C’est sur la portée symbolique du palimpseste, présent dans la diégèse lorsque Quarll utilise les pages blanches des contrats de servitude trouvées dans un coffre pour écrire ses mémoires, que Jean-Michel Racault décide de conclure son analyse textuelle dans sa « Conclusion : le palimpseste et le rêve du papillon ». Le traducteur place ainsi sa traduction comme la dernière itération en date des nombreux remaniements et réécritures palimpsestiques, fictionnelles ou non, qui ont façonné la postérité de The Hermit.
Ayant posé un cadre analytique pour appréhender cette œuvre complexe, Jean-Michel Racault présente ensuite ses intentions de traducteur dans sa « Note sur la traduction », si stimulante qu’on la souhaiterait plus longue. Il revient notamment sur la première traduction française de The Hermit publiée en 1728, dont les omissions, étoffements et raccourcis l’éloignent considérablement du texte originel. Le traducteur met ainsi en exergue les problématiques centrales de la traduction de The Hermit ; d’une part, celle de favoriser la compréhension d’un lecteur du XXIe siècle, et d’autre part, celle de rester fidèle aux excentricités orthographiques et aux fantaisies syntaxiques de l’auteur. Le traducteur en donne notamment quelques exemples savoureux, comme par exemple « obstreperous /obstreperousness (tapage/tapageur) », qui « apparaît quatre fois sous quatre formes différentes dont aucune n’est la bonne » (p.306).

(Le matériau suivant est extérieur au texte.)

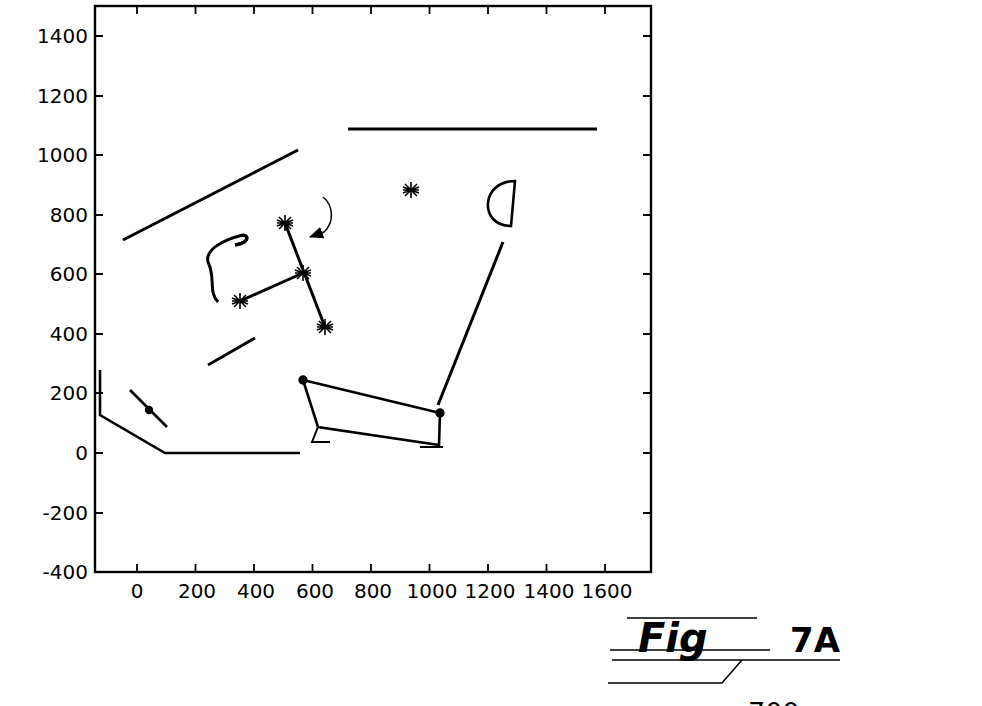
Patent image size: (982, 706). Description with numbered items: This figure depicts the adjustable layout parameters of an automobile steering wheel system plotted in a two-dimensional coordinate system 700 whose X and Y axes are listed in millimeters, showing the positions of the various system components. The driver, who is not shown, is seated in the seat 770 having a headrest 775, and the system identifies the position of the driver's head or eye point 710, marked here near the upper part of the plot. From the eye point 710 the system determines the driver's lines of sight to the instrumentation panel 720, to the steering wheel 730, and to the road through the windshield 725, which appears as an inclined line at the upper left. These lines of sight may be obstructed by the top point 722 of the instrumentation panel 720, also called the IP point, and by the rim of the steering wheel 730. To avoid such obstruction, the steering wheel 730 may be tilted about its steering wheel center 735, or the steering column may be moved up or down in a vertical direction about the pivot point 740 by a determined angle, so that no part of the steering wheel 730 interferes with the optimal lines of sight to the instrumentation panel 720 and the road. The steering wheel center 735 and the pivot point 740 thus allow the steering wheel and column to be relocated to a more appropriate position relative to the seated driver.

The two-dimensional coordinate system 700 is at (690, 82).
The eye point 710 is at (430, 203).
The instrumentation panel 720 is at (243, 262).
The top point of the instrumentation panel 722 is at (245, 218).
The windshield 725 is at (181, 197).
The steering wheel 730 is at (280, 202).
The steering wheel center 735 is at (326, 258).
The pivot point 740 is at (218, 320).
The seat 770 is at (470, 341).
The headrest 775 is at (510, 208).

Jean-Michel Racault conclut son analyse avec une riche bibliographie scindée en deux parties ; la première fait l’inventaire des sources primaires antérieures à 1800 et inclut certains grands noms de la littérature d’aventure et d’insularité tels que Defoe, Dampier, et Paltock, ainsi que leurs traductions. La seconde partie dresse une liste des ouvrages et travaux critiques postérieurs à 1800, traitant entre autres de la robinsonnade et de l’aventure. Jean-Michel Racault constitue ainsi un corpus critique concis mais riche, en raison de son amplitude géographique et historique. Le lecteur trouvera également un index complet des personnes réelles citées dans l’ouvrage, à l’exception des critiques, éditeurs et libraires en clôture de l’ouvrage.

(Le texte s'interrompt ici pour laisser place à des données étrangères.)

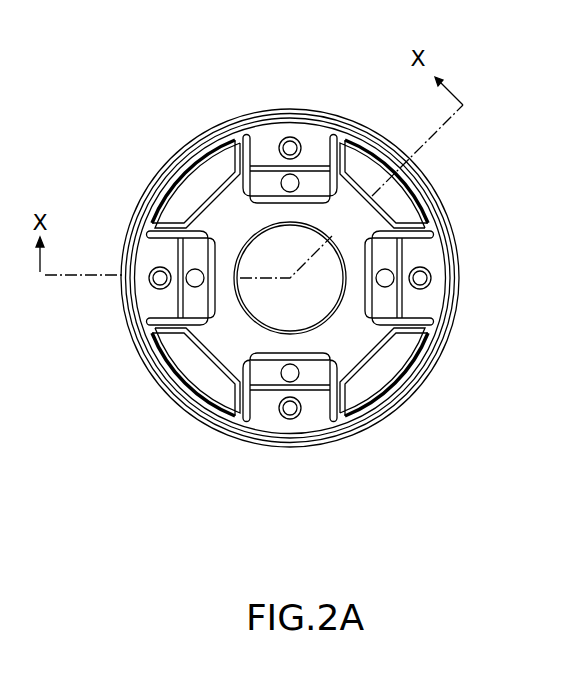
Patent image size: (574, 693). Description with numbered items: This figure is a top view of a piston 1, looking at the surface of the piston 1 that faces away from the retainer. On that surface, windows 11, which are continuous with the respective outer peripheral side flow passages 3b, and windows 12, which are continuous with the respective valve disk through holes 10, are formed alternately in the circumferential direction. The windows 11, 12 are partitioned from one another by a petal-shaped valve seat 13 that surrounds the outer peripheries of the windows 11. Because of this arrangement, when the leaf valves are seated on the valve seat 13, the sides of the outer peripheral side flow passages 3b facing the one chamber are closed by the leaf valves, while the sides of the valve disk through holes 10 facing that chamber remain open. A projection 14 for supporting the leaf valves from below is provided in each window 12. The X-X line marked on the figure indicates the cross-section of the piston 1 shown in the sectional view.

The piston 1 is at (452, 174).
The outer peripheral side flow passage 3b is at (378, 385).
The valve disk through hole 10 is at (281, 378).
The window 11 is at (445, 213).
The window 12 is at (312, 412).
The valve seat 13 is at (435, 352).
The projection 14 is at (294, 421).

Avec sa nouvelle traduction de The Hermit, Jean-Michel Racault offre ainsi un ouvrage exhaustif et érudit, qui pose un regard neuf et innovant sur cette robinsonnade méconnue. La part égale accordée à la traduction et à l’analyse littéraire est sans conteste la grande force de cet ouvrage, qui deviendra sans aucun doute la traduction française de référence de The Hermit et fera date dans l’étude de la robinsonnade.